In this research, 'nursing models of care' refer to different combinations and configurations of ED and inpatient nursing resources. These include factors like nurse staffing levels (how many nurses there are), the work environment for nurses, the skill mix among staff members, and whether nurse practitioners are involved.

What is Dr. Muir's background relevant to this research?

Dr. K. Jane Muir holds a PhD in Nursing, APRN certification, and FNP-BC (Family Nurse Practitioner - Board Certified) credentials. She seeks mentored training in population health research, machine learning techniques, and causal inference approaches.

What are the two main aims of this research project?

The first aim is to determine which nursing models of care are associated with ED patient outcomes overall. The second aim is to specifically examine how these nursing models affect differences in ED patient outcomes across various population groups.
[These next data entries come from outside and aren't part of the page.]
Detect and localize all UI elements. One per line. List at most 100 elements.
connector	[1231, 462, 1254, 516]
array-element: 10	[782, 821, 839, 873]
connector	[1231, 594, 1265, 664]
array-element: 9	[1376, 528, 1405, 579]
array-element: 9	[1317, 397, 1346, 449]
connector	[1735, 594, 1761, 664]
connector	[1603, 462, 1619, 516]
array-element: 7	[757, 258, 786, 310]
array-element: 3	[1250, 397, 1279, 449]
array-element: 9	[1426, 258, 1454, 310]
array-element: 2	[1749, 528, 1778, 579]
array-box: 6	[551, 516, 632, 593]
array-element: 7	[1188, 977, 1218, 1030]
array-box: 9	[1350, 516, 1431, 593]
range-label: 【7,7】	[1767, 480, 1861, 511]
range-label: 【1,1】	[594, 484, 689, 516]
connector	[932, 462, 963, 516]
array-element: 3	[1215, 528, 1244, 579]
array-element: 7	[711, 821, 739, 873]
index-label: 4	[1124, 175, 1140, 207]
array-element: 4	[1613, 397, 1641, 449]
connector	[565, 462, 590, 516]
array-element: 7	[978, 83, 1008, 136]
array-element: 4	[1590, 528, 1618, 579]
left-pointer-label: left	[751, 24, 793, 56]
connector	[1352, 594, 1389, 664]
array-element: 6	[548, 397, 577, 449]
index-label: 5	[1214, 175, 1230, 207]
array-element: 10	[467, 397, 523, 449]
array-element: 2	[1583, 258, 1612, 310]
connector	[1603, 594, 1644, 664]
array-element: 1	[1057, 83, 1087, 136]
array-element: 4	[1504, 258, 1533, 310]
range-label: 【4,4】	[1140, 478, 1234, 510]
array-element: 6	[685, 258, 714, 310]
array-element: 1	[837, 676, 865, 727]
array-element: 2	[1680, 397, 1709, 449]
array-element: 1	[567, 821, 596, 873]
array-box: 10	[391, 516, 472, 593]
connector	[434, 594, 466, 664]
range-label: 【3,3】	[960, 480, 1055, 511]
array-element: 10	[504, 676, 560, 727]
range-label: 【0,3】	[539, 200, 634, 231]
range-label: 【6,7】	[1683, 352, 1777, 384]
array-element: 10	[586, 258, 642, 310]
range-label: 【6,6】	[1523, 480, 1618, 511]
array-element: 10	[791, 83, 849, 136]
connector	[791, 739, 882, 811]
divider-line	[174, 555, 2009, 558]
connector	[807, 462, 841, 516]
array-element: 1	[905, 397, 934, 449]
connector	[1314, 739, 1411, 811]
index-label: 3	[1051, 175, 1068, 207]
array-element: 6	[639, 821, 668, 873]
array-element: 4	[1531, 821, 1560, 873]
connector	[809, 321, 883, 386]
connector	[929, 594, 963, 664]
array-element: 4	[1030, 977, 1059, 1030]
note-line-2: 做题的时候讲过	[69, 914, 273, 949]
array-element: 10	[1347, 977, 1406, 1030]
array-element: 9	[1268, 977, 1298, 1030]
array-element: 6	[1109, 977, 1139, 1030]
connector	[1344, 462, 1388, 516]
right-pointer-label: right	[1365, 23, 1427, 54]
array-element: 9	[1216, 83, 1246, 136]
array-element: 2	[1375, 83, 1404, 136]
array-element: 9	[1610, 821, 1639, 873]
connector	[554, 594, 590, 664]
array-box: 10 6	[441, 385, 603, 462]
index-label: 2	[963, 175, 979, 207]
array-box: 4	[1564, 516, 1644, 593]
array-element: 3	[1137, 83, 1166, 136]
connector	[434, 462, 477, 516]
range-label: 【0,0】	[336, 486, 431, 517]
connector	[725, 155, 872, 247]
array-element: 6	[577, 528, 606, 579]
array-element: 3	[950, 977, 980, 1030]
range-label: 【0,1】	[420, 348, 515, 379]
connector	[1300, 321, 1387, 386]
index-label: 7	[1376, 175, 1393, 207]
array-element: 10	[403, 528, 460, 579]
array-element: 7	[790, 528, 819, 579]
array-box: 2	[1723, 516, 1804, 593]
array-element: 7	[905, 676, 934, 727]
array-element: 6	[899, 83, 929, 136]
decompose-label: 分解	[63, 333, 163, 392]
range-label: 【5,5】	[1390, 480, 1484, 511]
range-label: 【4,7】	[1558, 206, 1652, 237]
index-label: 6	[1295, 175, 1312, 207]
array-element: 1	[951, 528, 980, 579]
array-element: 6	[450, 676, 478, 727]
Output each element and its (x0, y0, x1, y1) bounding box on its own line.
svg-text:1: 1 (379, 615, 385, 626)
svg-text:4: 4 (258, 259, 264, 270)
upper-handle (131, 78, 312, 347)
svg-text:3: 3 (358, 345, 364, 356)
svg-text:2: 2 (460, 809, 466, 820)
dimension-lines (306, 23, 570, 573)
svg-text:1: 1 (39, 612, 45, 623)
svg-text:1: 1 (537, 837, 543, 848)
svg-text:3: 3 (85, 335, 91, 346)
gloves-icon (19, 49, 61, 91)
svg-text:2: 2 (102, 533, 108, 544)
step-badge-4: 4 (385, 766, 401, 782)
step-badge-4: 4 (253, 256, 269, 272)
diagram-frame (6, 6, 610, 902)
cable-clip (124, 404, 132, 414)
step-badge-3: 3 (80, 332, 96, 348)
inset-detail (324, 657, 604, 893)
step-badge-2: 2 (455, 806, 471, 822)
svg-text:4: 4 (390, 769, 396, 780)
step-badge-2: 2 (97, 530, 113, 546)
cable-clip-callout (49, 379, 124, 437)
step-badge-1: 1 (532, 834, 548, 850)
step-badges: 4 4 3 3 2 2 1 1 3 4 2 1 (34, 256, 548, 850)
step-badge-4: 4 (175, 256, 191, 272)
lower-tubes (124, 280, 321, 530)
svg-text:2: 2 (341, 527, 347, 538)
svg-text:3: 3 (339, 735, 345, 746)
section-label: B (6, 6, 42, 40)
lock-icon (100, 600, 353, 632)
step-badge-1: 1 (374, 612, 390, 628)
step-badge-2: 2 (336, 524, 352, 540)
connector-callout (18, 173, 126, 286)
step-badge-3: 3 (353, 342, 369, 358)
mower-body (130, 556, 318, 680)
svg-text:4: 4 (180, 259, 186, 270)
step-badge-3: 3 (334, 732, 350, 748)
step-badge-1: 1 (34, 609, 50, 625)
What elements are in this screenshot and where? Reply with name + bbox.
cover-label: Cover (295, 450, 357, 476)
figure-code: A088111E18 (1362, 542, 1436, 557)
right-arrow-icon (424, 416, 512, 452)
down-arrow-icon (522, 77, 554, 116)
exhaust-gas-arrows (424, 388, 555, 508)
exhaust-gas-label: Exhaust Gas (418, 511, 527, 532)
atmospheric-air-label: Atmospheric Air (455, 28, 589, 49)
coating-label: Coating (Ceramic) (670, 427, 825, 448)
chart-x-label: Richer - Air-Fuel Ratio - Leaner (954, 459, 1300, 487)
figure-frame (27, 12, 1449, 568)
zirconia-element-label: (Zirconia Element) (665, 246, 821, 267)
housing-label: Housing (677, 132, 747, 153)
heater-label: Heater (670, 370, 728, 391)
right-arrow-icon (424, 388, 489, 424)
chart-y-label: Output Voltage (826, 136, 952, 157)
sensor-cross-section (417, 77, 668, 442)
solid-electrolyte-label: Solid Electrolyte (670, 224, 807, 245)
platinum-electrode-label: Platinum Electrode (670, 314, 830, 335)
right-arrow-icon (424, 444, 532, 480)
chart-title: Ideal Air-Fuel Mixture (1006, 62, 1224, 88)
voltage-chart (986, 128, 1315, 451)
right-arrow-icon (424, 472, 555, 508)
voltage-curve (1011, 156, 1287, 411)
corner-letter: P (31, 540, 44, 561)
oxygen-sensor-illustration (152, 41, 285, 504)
How might the findings from this study be clinically relevant or impactful?

The findings could lead to evidence-based recommendations for optimizing nursing resource allocation and care structures in emergency departments. This could potentially improve overall efficiency, reduce delays, enhance patient safety, decrease readmissions, and help address health disparities by tailoring care models to better serve vulnerable populations.

FAQ 10: Is this article useful for nursing assignments?

Yes. Identifying Nursing Models of Care to Improve Emergency Department Patient Outcomes includes metadata and educational prompts that can support research summaries, presentations, and discussion posts.